Process attach and pgid of forked process under Linux

Currently under Linux if you attach to a process whose process group id is not equal to its process id (such as the child process of a fork() call) the calls to waitpid() that pass -1*pid will return ECHILD since the pid argument refers to a process group that doesn’t exist. These calls occur in Host::MonitorChildProcessThreadFunction() and the Linux ProcessMonitor.

Changing -1pid to simply -1 or to -1getpgid(pid) resolves the issue but it’s not clear if this is the right fix as I’m unsure how other OSes deal with this scenario.

Any thoughts?

Thanks,
Andrew

Why are you waiting for process groups? That's not something we have to do on Mac OS X.

Jim

I’d suggest trying the change, running the tests, and see if anything new fails.
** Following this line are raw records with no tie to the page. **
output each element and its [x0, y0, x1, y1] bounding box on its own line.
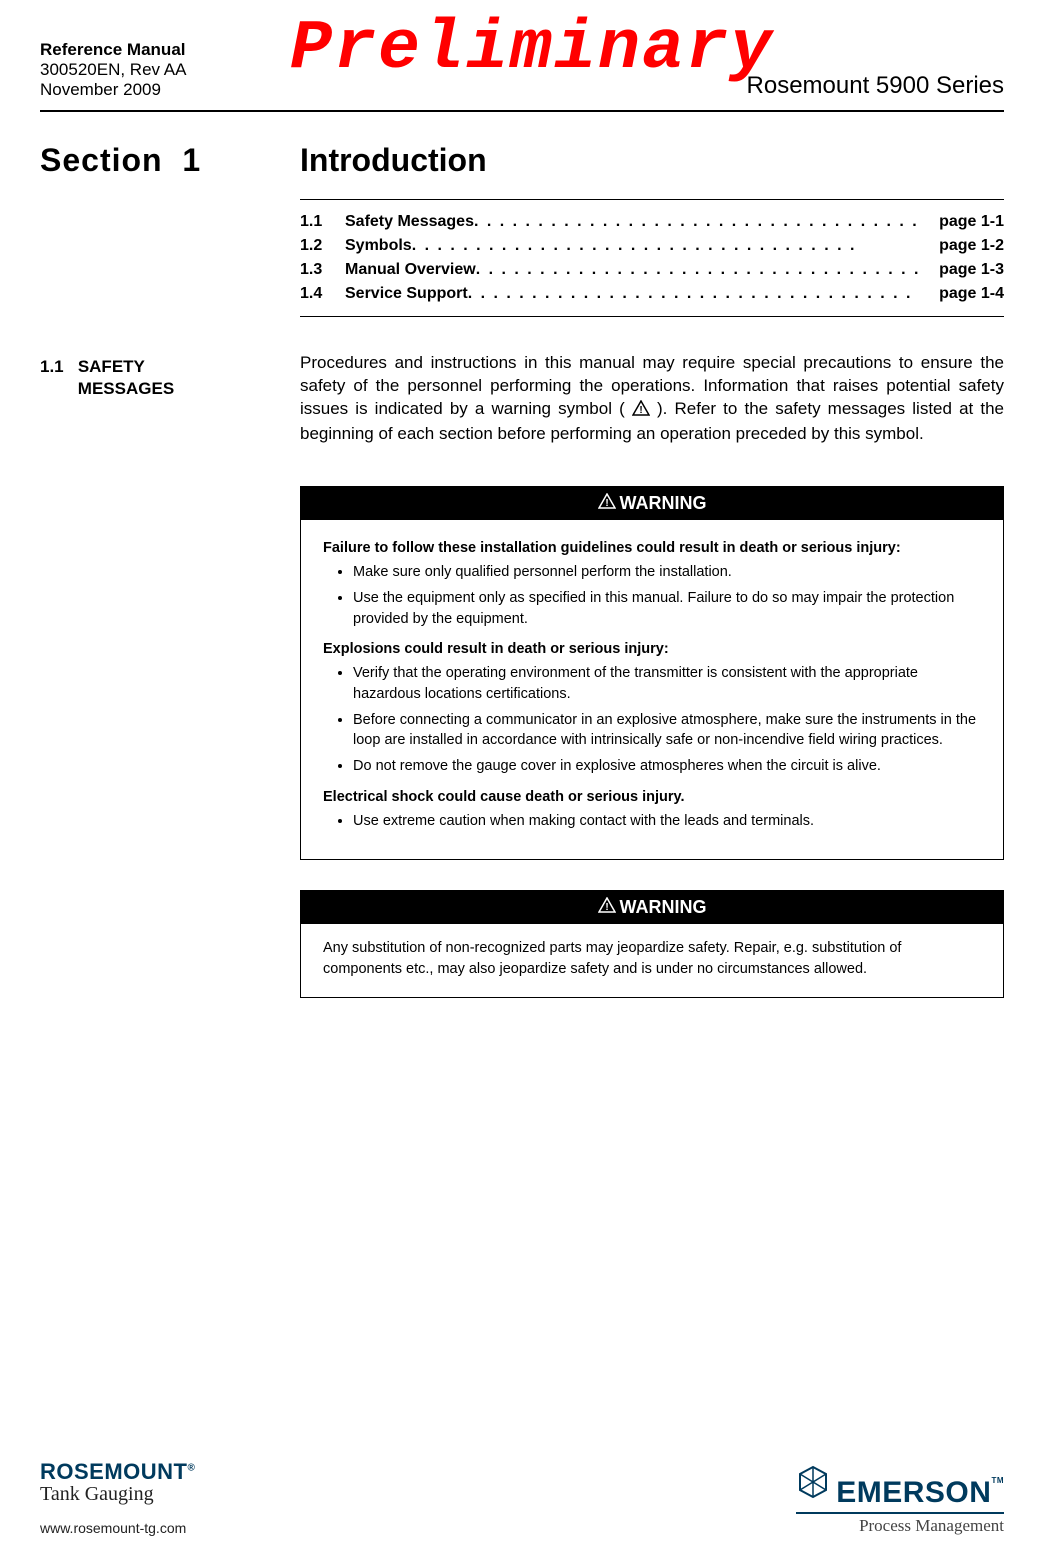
toc-page-ref: page 1-1 [935, 210, 1004, 234]
toc-page-ref: page 1-2 [935, 234, 1004, 258]
svg-text:!: ! [639, 405, 642, 416]
warning-triangle-icon: ! [598, 897, 616, 918]
footer-url: www.rosemount-tg.com [40, 1520, 195, 1536]
toc-row: 1.1 Safety Messages page 1-1 [300, 210, 1004, 234]
toc-row: 1.4 Service Support page 1-4 [300, 282, 1004, 306]
document-page: Preliminary Reference Manual 300520EN, R… [0, 0, 1064, 1566]
warning-triangle-icon: ! [632, 400, 650, 423]
document-number: 300520EN, Rev AA [40, 60, 186, 80]
warning-body: Any substitution of non-recognized parts… [301, 924, 1003, 997]
left-column: Section 1 [40, 142, 270, 352]
warning-header: ! WARNING [301, 891, 1003, 924]
warning-bullet-list: Use extreme caution when making contact … [323, 811, 981, 831]
document-date: November 2009 [40, 80, 186, 100]
warning-box-2: ! WARNING Any substitution of non-recogn… [300, 890, 1004, 998]
toc-label: Service Support [345, 282, 468, 306]
toc-page-ref: page 1-3 [935, 258, 1004, 282]
emerson-top-row: EMERSONTM [796, 1465, 1004, 1514]
warning-label: WARNING [620, 493, 707, 514]
section-title: Introduction [300, 142, 1004, 179]
rosemount-logo: ROSEMOUNT® Tank Gauging [40, 1459, 195, 1506]
warning-bullet: Use the equipment only as specified in t… [353, 588, 981, 629]
warning-label: WARNING [620, 897, 707, 918]
toc-number: 1.1 [300, 210, 345, 234]
warning-bullet-list: Make sure only qualified personnel perfo… [323, 562, 981, 629]
subsection-row: 1.1 SAFETY MESSAGES Procedures and instr… [40, 352, 1004, 1028]
emerson-wordmark: EMERSONTM [836, 1476, 1004, 1510]
subsection-heading: 1.1 SAFETY MESSAGES [40, 356, 270, 400]
warning-text: Electrical shock could cause death or se… [323, 787, 981, 807]
page-header: Reference Manual 300520EN, Rev AA Novemb… [40, 40, 1004, 112]
toc-label: Manual Overview [345, 258, 476, 282]
warning-triangle-icon: ! [598, 493, 616, 514]
toc-leader-dots [474, 210, 935, 234]
warning-bullet: Do not remove the gauge cover in explosi… [353, 756, 981, 776]
reference-manual-label: Reference Manual [40, 40, 186, 60]
toc-page-ref: page 1-4 [935, 282, 1004, 306]
subsection-heading-line1: SAFETY [78, 357, 145, 376]
emerson-text: EMERSON [836, 1476, 991, 1509]
safety-messages-paragraph: Procedures and instructions in this manu… [300, 352, 1004, 446]
svg-text:!: ! [605, 498, 608, 509]
subsection-number: 1.1 [40, 357, 64, 376]
right-column: Introduction 1.1 Safety Messages page 1-… [300, 142, 1004, 352]
section-number-label: Section 1 [40, 142, 270, 179]
product-series: Rosemount 5900 Series [747, 72, 1004, 100]
svg-text:!: ! [605, 902, 608, 913]
toc-number: 1.2 [300, 234, 345, 258]
warning-bullet: Before connecting a communicator in an e… [353, 710, 981, 751]
toc-leader-dots [468, 282, 935, 306]
warning-text: Failure to follow these installation gui… [323, 538, 981, 558]
warning-bullet: Verify that the operating environment of… [353, 663, 981, 704]
header-left-block: Reference Manual 300520EN, Rev AA Novemb… [40, 40, 186, 100]
registered-mark: ® [188, 1463, 196, 1474]
subsection-heading-line2: MESSAGES [78, 379, 174, 398]
warning-header: ! WARNING [301, 487, 1003, 520]
warning-bullet: Make sure only qualified personnel perfo… [353, 562, 981, 582]
main-content: Section 1 Introduction 1.1 Safety Messag… [40, 142, 1004, 352]
emerson-subtitle: Process Management [859, 1516, 1004, 1536]
toc-leader-dots [476, 258, 935, 282]
footer-left: ROSEMOUNT® Tank Gauging www.rosemount-tg… [40, 1459, 195, 1536]
toc-row: 1.2 Symbols page 1-2 [300, 234, 1004, 258]
warning-body: Failure to follow these installation gui… [301, 520, 1003, 860]
trademark-symbol: TM [991, 1476, 1004, 1485]
toc-leader-dots [412, 234, 935, 258]
subsection-body-col: Procedures and instructions in this manu… [300, 352, 1004, 1028]
toc-label: Symbols [345, 234, 412, 258]
emerson-helix-icon [796, 1465, 830, 1510]
emerson-logo: EMERSONTM Process Management [796, 1465, 1004, 1536]
warning-text: Explosions could result in death or seri… [323, 639, 981, 659]
subsection-heading-col: 1.1 SAFETY MESSAGES [40, 352, 270, 1028]
rosemount-wordmark: ROSEMOUNT® [40, 1459, 195, 1485]
rosemount-subtitle: Tank Gauging [40, 1483, 154, 1506]
toc-number: 1.4 [300, 282, 345, 306]
rosemount-text: ROSEMOUNT [40, 1459, 188, 1484]
warning-box-1: ! WARNING Failure to follow these instal… [300, 486, 1004, 861]
warning-text: Any substitution of non-recognized parts… [323, 938, 981, 979]
warning-bullet-list: Verify that the operating environment of… [323, 663, 981, 776]
warning-bullet: Use extreme caution when making contact … [353, 811, 981, 831]
toc-number: 1.3 [300, 258, 345, 282]
toc-row: 1.3 Manual Overview page 1-3 [300, 258, 1004, 282]
toc-label: Safety Messages [345, 210, 474, 234]
page-footer: ROSEMOUNT® Tank Gauging www.rosemount-tg… [40, 1459, 1004, 1536]
table-of-contents: 1.1 Safety Messages page 1-1 1.2 Symbols… [300, 199, 1004, 317]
And if this fixes currently broken behavior, add a test to make sure we don’t regress it. I’m pretty sure if it breaks something we’ll know pretty quickly (either via bugs or our own usage). At which point - we should add a test so we don’t regress in the future and perhaps add a few comments as to the reason.

Ok great, I’m attaching a patch here that just uses getpgid() to determine the pgid to use with waitpid(). I get the same unit test results before and after the patch (there are a few tests that fail consistently for me). I tried using a simple -1 with waitpid() but this results in a hang in the unit tests. This is probably something worth investigating but for now this patch does resolve the issues around waitpid() when attaching.

I mentioned a few issues I ran into with the unit tests in the email I just pinged with a Linux detach patch, basically there appears to be a bug or limitation somewhere in that doing a “continue” in asynchronous mode in a unit test breaks things and this is needed for most attach-related debug testing. I can probably look into this (along with the couple of failing tests I have) but likely won’t be able to this week. I haven’t filed a bug for the consistently-failing tests on my end since it doesn’t appear to be happening for others and I haven’t had a chance to investigate here, let me know if I should file a bug anyway.

waitpid-getpgid.patch (1.21 KB)

Ok great, I'm attaching a patch here that just uses getpgid() to determine the pgid to use with waitpid(). I get the same unit test results before and after the patch (there are a few tests that fail consistently for me). I tried using a simple -1 with waitpid() but this results in a hang in the unit tests. This is probably something worth investigating but for now this patch does resolve the issues around waitpid() when attaching.

We should never use -1 with waitpid() as you could end up reaping a process that someone else is already trying to reap. You must only try to reap the process that you launched using some pid for you process. Many things launch processes within LLDB like ProcessGDBRemote launching "debugserver" binaries. The ProcessGDBRemote must be notified when and if "debugserver" crashes, so if anyone else does waitpid(-1, ...) ProcessGDBRemote might never find out if debugserver crashes for some reason.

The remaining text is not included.